Pythonでトークン化

かわだ

2023年10月29日 06:17

私はいままでテキストマイニングにはKH Coderを使っていたのですが、スピードと自由度を求めてPythonを使うことにしました。特にこのトークン化はPythonのほうがやりやすいです。

今回はこの文をトークン化していきます。

"This sentence contains 7 different items!"

トークン化

テキストマイニングの前処理として、前回の正規化に加え、トークン化を行います。英語ではTokenizationと言います。
これは、長い文を単語などの単位に分割する作業です。

トークン化には、nitkというライブラリを使います。

import nltk
from nltk.tokenize import word_tokenize
nltk.download('punkt')

さっそくこれを使って、例文を分割してみます。

import nltk
from nltk.tokenize import word_tokenize

sentence = "This sentence contains 7 different items!"

tokens = word_tokenize(sentence)
tokens

実行するとこのようにlist化されました。これで文をデータとして扱うイメージがついてきます。

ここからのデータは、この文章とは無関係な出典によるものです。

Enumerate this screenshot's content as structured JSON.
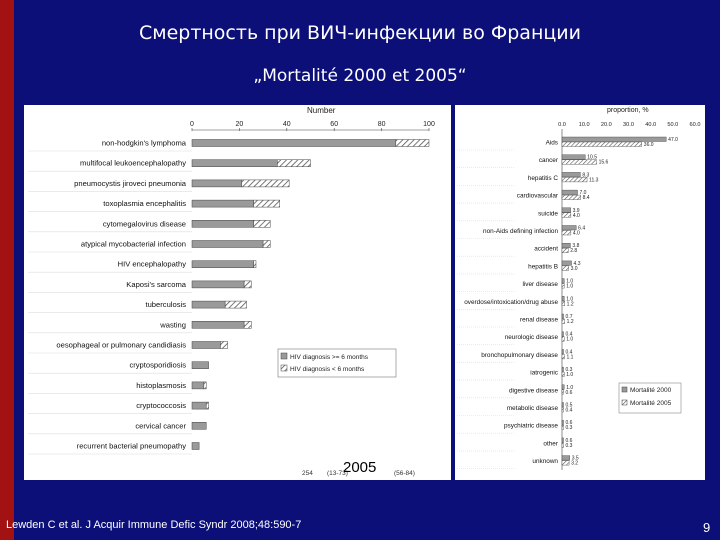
{
  "slide": {
    "title": "Смертность при ВИЧ-инфекции во Франции",
    "subtitle": "„Mortalité 2000 et 2005“",
    "citation": "Lewden C et al. J Acquir Immune Defic Syndr 2008;48:590-7",
    "page_number": "9",
    "year_label": "2005",
    "colors": {
      "background": "#0c0f78",
      "stripe": "#a31212",
      "bar": "#9a9a9a",
      "hatch": "#555555"
    }
  },
  "chart_data": [
    {
      "type": "bar",
      "orientation": "horizontal",
      "xlabel": "Number",
      "xlim": [
        0,
        100
      ],
      "xticks": [
        0,
        20,
        40,
        60,
        80,
        100
      ],
      "categories": [
        "non-hodgkin's lymphoma",
        "multifocal leukoencephalopathy",
        "pneumocystis jiroveci pneumonia",
        "toxoplasmia encephalitis",
        "cytomegalovirus disease",
        "atypical mycobacterial infection",
        "HIV encephalopathy",
        "Kaposi's sarcoma",
        "tuberculosis",
        "wasting",
        "oesophageal or pulmonary candidiasis",
        "cryptosporidiosis",
        "histoplasmosis",
        "cryptococcosis",
        "cervical cancer",
        "recurrent bacterial pneumopathy"
      ],
      "series": [
        {
          "name": "HIV diagnosis >= 6 months",
          "values": [
            86,
            36,
            21,
            26,
            26,
            30,
            26,
            22,
            14,
            22,
            12,
            7,
            5,
            6,
            6,
            3
          ]
        },
        {
          "name": "HIV diagnosis < 6 months",
          "values": [
            14,
            14,
            20,
            11,
            7,
            3,
            1,
            3,
            9,
            3,
            3,
            0,
            1,
            1,
            0,
            0
          ]
        }
      ],
      "legend": "bottom-right",
      "footer_ticks": [
        "254",
        "(13-73)",
        "(56-84)"
      ]
    },
    {
      "type": "bar",
      "orientation": "horizontal",
      "xlabel": "proportion, %",
      "xlim": [
        0,
        50
      ],
      "xticks": [
        "0.0",
        "10.0",
        "20.0",
        "30.0",
        "40.0",
        "50.0",
        "60.0"
      ],
      "categories": [
        "Aids",
        "cancer",
        "hepatitis C",
        "cardiovascular",
        "suicide",
        "non-Aids defining infection",
        "accident",
        "hepatitis B",
        "liver disease",
        "overdose/intoxication/drug abuse",
        "renal disease",
        "neurologic disease",
        "bronchopulmonary disease",
        "iatrogenic",
        "digestive disease",
        "metabolic disease",
        "psychiatric disease",
        "other",
        "unknown"
      ],
      "series": [
        {
          "name": "Mortalité 2000",
          "values": [
            47.0,
            10.5,
            8.3,
            7.0,
            3.9,
            6.4,
            3.8,
            4.3,
            1.0,
            1.0,
            0.7,
            0.4,
            0.4,
            0.3,
            1.0,
            0.5,
            0.6,
            0.6,
            3.5
          ]
        },
        {
          "name": "Mortalité 2005",
          "values": [
            36.0,
            15.6,
            11.3,
            8.4,
            4.0,
            4.0,
            2.8,
            3.0,
            1.0,
            1.2,
            1.2,
            1.0,
            1.1,
            1.0,
            0.6,
            0.4,
            0.3,
            0.3,
            3.2
          ]
        }
      ],
      "data_labels": [
        [
          "47.0",
          "36.0"
        ],
        [
          "10.5",
          "15.6"
        ],
        [
          "8.3",
          "11.3"
        ],
        [
          "7.0",
          "8.4"
        ],
        [
          "3.9",
          "4.0"
        ],
        [
          "6.4",
          "4.0"
        ],
        [
          "3.8",
          "2.8"
        ],
        [
          "4.3",
          "3.0"
        ],
        [
          "1.0",
          "1.0"
        ],
        [
          "1.0",
          "1.2"
        ],
        [
          "0.7",
          "1.2"
        ],
        [
          "0.4",
          "1.0"
        ],
        [
          "0.4",
          "1.1"
        ],
        [
          "0.3",
          "1.0"
        ],
        [
          "1.0",
          "0.6"
        ],
        [
          "0.5",
          "0.4"
        ],
        [
          "0.6",
          "0.3"
        ],
        [
          "0.6",
          "0.3"
        ],
        [
          "3.5",
          "3.2"
        ]
      ],
      "legend": "right"
    }
  ]
}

['This', 'sentence', 'contains', '7', 'different', 'items', '!']

ストップワードの除去

ストップワードとは、どの文章にも出てくるような単語のことをいいます。これらはテキストマイニングの際には大きなノイズとなってしまいます。
例えば、 "This sentence contains 7 different items!"だと、thisなんかはいっぱい出てくるでしょうね。また数字や記号などもノイズになります。

記号の除去

まずは記号を取り除いてみます。
stringというライブラリを使います。

import string
print(string.punctuation)

この中には、
!"#$%&'()*+,-./:;<=>?@[\]^_`{|}~
が入っています。これらをlistから除いてみます。

import string
import nltk
from nltk.tokenize import word_tokenize

sentence = "This sentence contains 7 different items!"
tokens = word_tokenize(sentence)

token_list = [token for token in tokens
              if token not in string.punctuation]
token_list

内包表記で、記号に該当しない場合のみtoken_listに格納します。

['This', 'sentence', 'contains', '7', 'different', 'items']

「!」が消えました。

数字の除去

次にisalpha()を使って数値を消してみます。

import string
import nltk
from nltk.tokenize import word_tokenize

sentence = "This sentence contains 7 different items!"
tokens = word_tokenize(sentence)

token_list = [token for token in tokens if token.isalpha()]
token_list

結果はこのようになります。数値だけでなく「!」も消えますね。

['This', 'sentence', 'contains', 'different', 'items']

ちなみに数字だけにするにはisdecimal、英数字だけにするにはisalnumが使えます。　

頻出単語の除去

頻出英語であるthisやisなどは確実にノイズになります。これらを消していきましょう。stopwordsというライブラリを使います。まずはダウンロード。

from nltk.corpus import stopwords
nltk.download('stopwords')

stopwords.words('言語名')という便利なものがあります。これをset型に格納します。

from nltk.corpus import stopwords
stop_words = set(stopwords.words('english'))
print(stop_words)

"english"と指定するとこのようなものが得られます。

ちなみに"chinese"とするとこのように出ます。残念ながら日本語はありません。

このstopwordから"not"を除きたい、と言った場合はdiscardを使います。

from nltk.corpus import stopwords
stop_words = set(stopwords.words('english'))
stop_words.discard('not')
print(stop_words)

これを使って、頻出英語を除いてみます。stopwordsは全て小文字なので、tokens = word_tokenize(sentence.lower())で文を小文字にしています。そして内包表記で該当するもの以外をリスト化するという手順です。

from nltk.corpus import stopwords

stop_words = set(stopwords.words('english'))
stop_words.discard('not')

sentence = "This sentence contains 7 different items!"
tokens = word_tokenize(sentence.lower())

token_list = [token for token in tokens if not token in stop_words]
token_list

結果はこのように、thisがなくなりました。

['sentence', 'contains', '7', 'different', 'items', '!']

終わりに

私の仕事はほとんどが英語なので、このトークン化は英語バージョンです。また世の中、英語の情報量は多言語を凌駕しているので、まずは英語をしっかりと扱えるようになることが第一です。日本語はスペースがないなど、処理にひと手間がかかりますので、まずは基本を押さえてから日本語に臨みましょう。